Frank and Jesse James, Order No. 11, residential units, River Market






Built in 1861, but rebuilt and expanded in 1868 after an 1867 fire, the Pacific House Hotel was considered the finest in Kansas City until the real estate boom of the 1880s. At the turn of the century, it still retained its stature by acquiring the nickname “Palatial Pacific.”


Frank and Jesse James were said to have played billiards and lounged at the bar.  From 1861 to 1865, the Union Troops occupied the hotel. From its lobby, General Thomas Ewing issued his infamous Order No. 11, which forced evacuation of property on anyone who could not prove their loyalty to the Union. This order was considered one of the harshest and cruelest measures of the American government against its people.
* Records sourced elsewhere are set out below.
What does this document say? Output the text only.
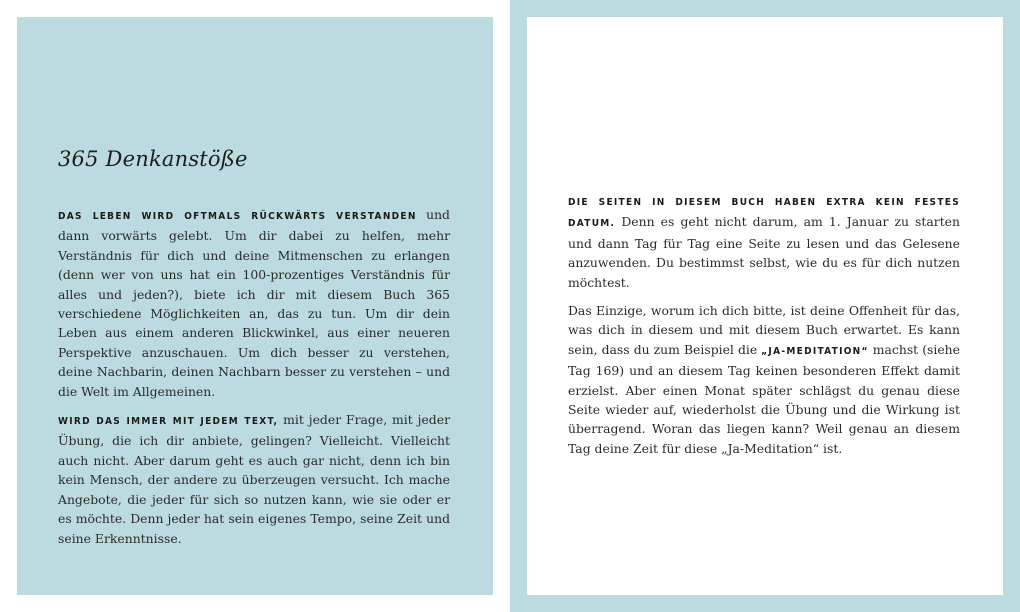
365 Denkanstöße

DAS LEBEN WIRD OFTMALS RÜCKWÄRTS VERSTANDEN und dann vorwärts gelebt. Um dir dabei zu helfen, mehr Verständnis für dich und deine Mitmenschen zu erlangen (denn wer von uns hat ein 100-prozentiges Verständnis für alles und jeden?), biete ich dir mit diesem Buch 365 verschiedene Möglichkeiten an, das zu tun. Um dir dein Leben aus einem anderen Blickwinkel, aus einer neueren Perspektive anzuschauen. Um dich besser zu verstehen, deine Nachbarin, deinen Nachbarn besser zu verstehen – und die Welt im Allgemeinen.

WIRD DAS IMMER MIT JEDEM TEXT, mit jeder Frage, mit jeder Übung, die ich dir anbiete, gelingen? Vielleicht. Vielleicht auch nicht. Aber darum geht es auch gar nicht, denn ich bin kein Mensch, der andere zu überzeugen versucht. Ich mache Angebote, die jeder für sich so nutzen kann, wie sie oder er es möchte. Denn jeder hat sein eigenes Tempo, seine Zeit und seine Erkenntnisse.

DIE SEITEN IN DIESEM BUCH HABEN EXTRA KEIN FESTES DATUM. Denn es geht nicht darum, am 1. Januar zu starten und dann Tag für Tag eine Seite zu lesen und das Gelesene anzuwenden. Du bestimmst selbst, wie du es für dich nutzen möchtest.

Das Einzige, worum ich dich bitte, ist deine Offenheit für das, was dich in diesem und mit diesem Buch erwartet. Es kann sein, dass du zum Beispiel die „JA-MEDITATION“ machst (siehe Tag 169) und an diesem Tag keinen besonderen Effekt damit erzielst. Aber einen Monat später schlägst du genau diese Seite wieder auf, wiederholst die Übung und die Wirkung ist überragend. Woran das liegen kann? Weil genau an diesem Tag deine Zeit für diese „Ja-Meditation“ ist.
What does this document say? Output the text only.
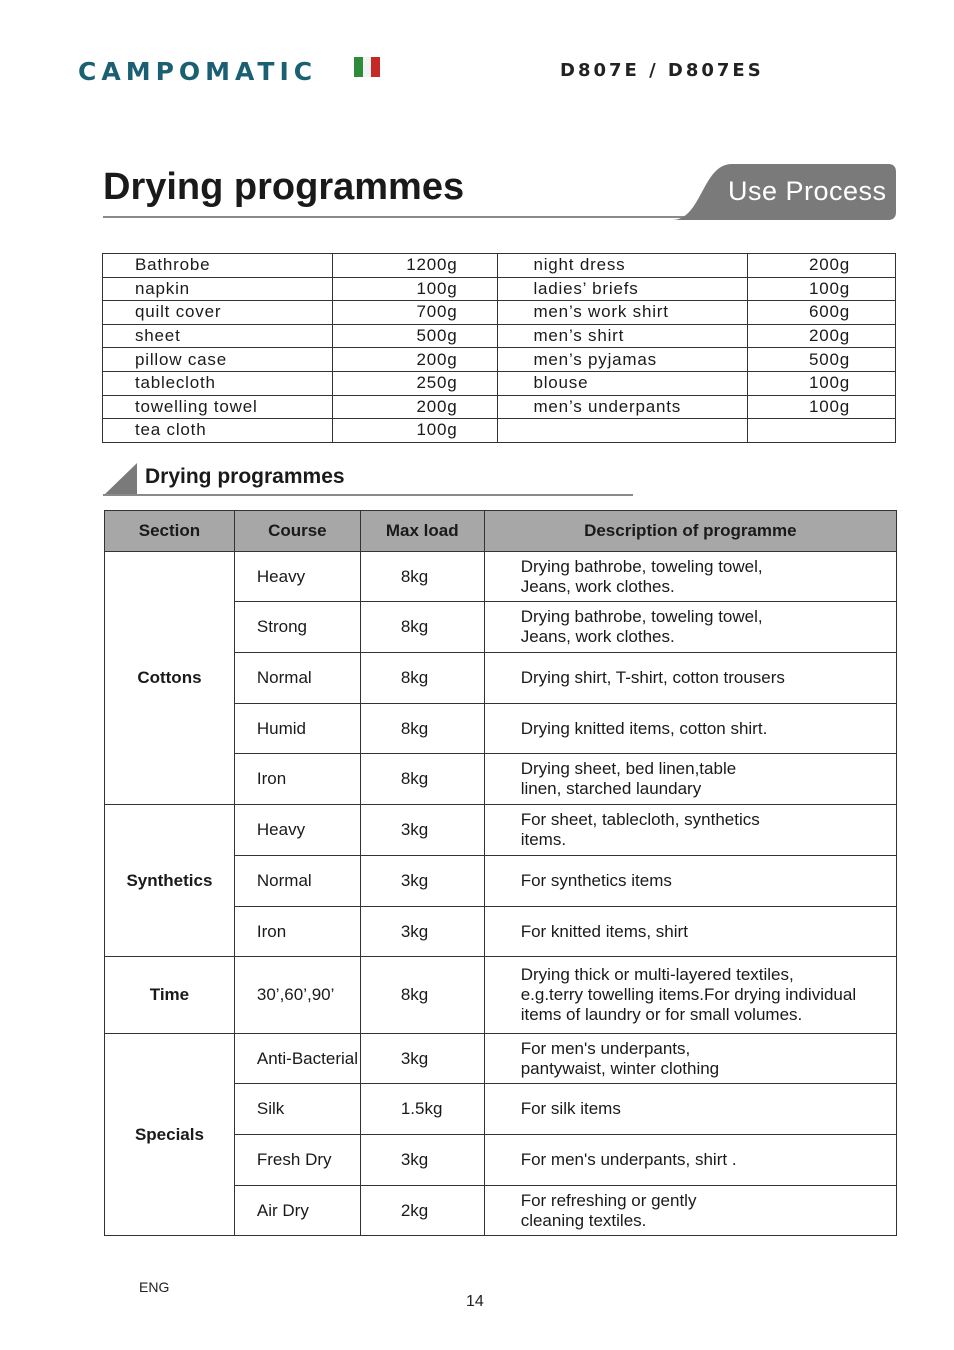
CAMPOMATIC	D807E / D807ES
Drying programmes	Use Process
Bathrobe	1200g	night dress	200g
napkin	100g	ladies’ briefs	100g
quilt cover	700g	men’s work shirt	600g
sheet	500g	men’s shirt	200g
pillow case	200g	men’s pyjamas	500g
tablecloth	250g	blouse	100g
towelling towel	200g	men’s underpants	100g
tea cloth	100g		
Drying programmes
Section	Course	Max load	Description of programme
Cottons	Heavy	8kg	Drying bathrobe, toweling towel,
Jeans, work clothes.

	Strong	8kg	Drying bathrobe, toweling towel,
Jeans, work clothes.

	Normal	8kg	Drying shirt, T-shirt, cotton trousers

	Humid	8kg	Drying knitted items, cotton shirt.

	Iron	8kg	Drying sheet, bed linen,table
linen, starched laundary

Synthetics	Heavy	3kg	For sheet, tablecloth, synthetics
items.

	Normal	3kg	For synthetics items

	Iron	3kg	For knitted items, shirt

Time	30’,60’,90’	8kg	Drying thick or multi-layered textiles,
e.g.terry towelling items.For drying individual
items of laundry or for small volumes.

Specials	Anti-Bacterial	3kg	For men's underpants,
pantywaist, winter clothing

	Silk	1.5kg	For silk items

	Fresh Dry	3kg	For men's underpants, shirt .

	Air Dry	2kg	For refreshing or gently
cleaning textiles.
ENG
14
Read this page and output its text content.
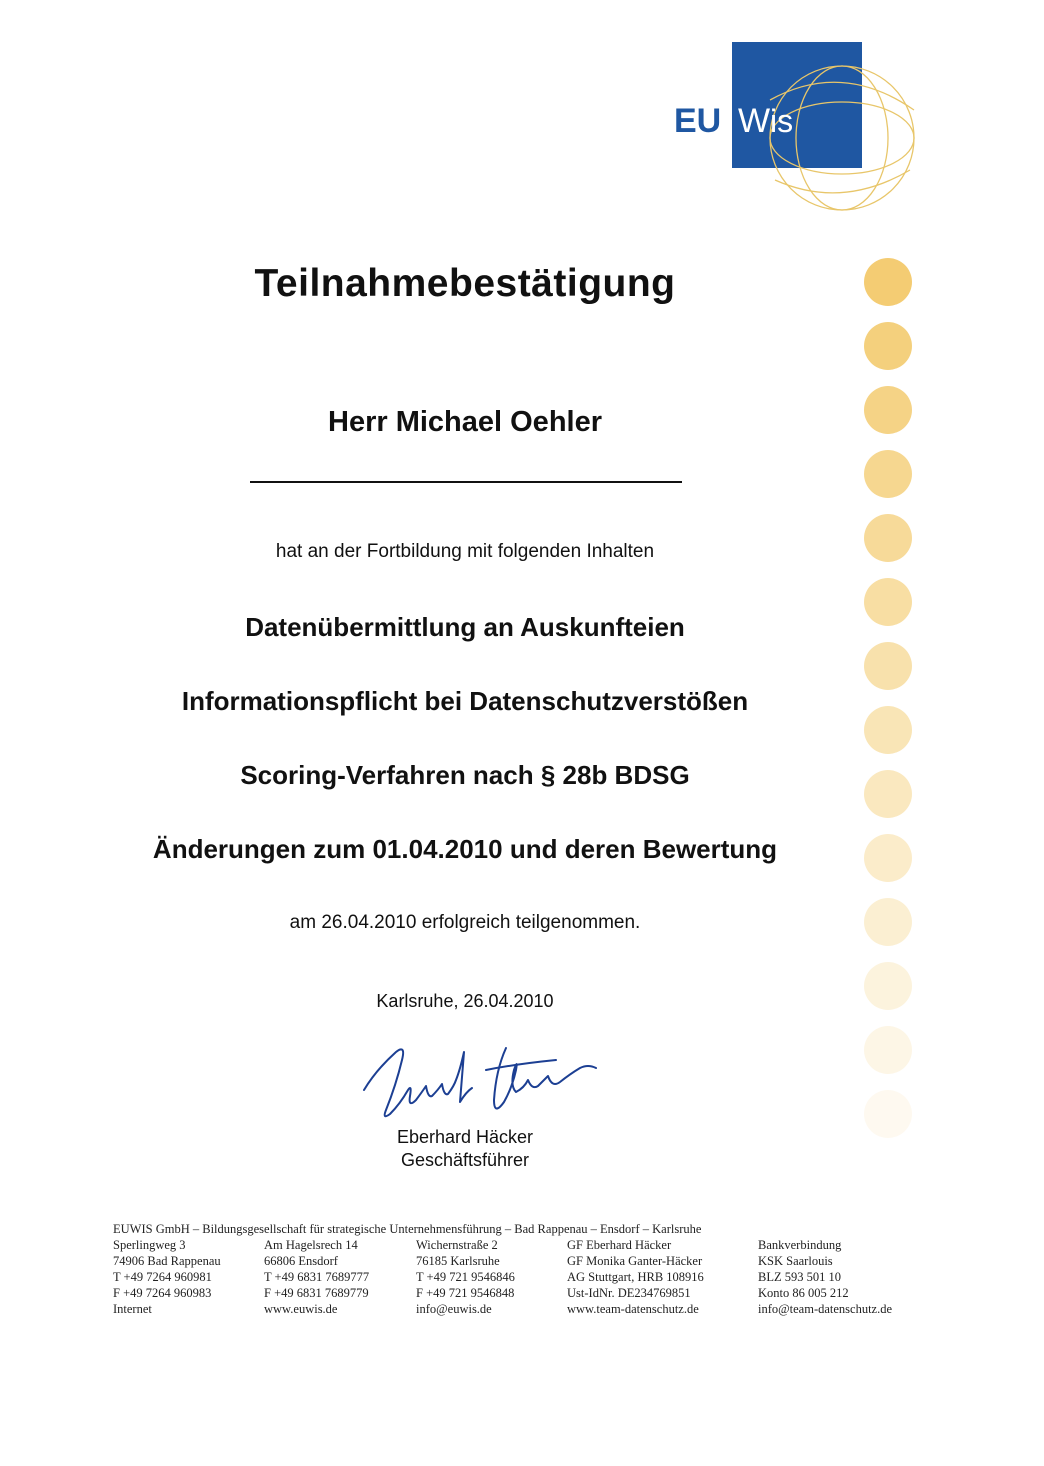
EU W is
Teilnahmebestätigung
Herr Michael Oehler
hat an der Fortbildung mit folgenden Inhalten
Datenübermittlung an Auskunfteien
Informationspflicht bei Datenschutzverstößen
Scoring-Verfahren nach § 28b BDSG
Änderungen zum 01.04.2010 und deren Bewertung
am 26.04.2010 erfolgreich teilgenommen.
Karlsruhe, 26.04.2010
Eberhard Häcker
Geschäftsführer
EUWIS GmbH – Bildungsgesellschaft für strategische Unternehmensführung – Bad Rappenau – Ensdorf – Karlsruhe
Sperlingweg 3
74906 Bad Rappenau
T +49 7264 960981
F +49 7264 960983
Internet
Am Hagelsrech 14
66806 Ensdorf
T +49 6831 7689777
F +49 6831 7689779
www.euwis.de
Wichernstraße 2
76185 Karlsruhe
T +49 721 9546846
F +49 721 9546848
info@euwis.de
GF Eberhard Häcker
GF Monika Ganter-Häcker
AG Stuttgart, HRB 108916
Ust-IdNr. DE234769851
www.team-datenschutz.de
Bankverbindung
KSK Saarlouis
BLZ 593 501 10
Konto 86 005 212
info@team-datenschutz.de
Properties in Jackson, Cass, Bates and Vernon counties in Missouri were burned to the ground, animals stolen, and many families left with nothing. The goal was to stop Pro-confederate “guerillas” from finding provisions or shelter in the countryside. All hay and grain was removed from fields or burned. Some innocent civilians were stranded without shelter or food and others were still not safe even after evacuating with their wagons and leaving their homes. Wagon after wagon was looted and many families killed. This scorched-earth military policy ultimately had an inverse outcome from what was intended.

Since 1999, the Pacific House has offered 32 affordable residential units.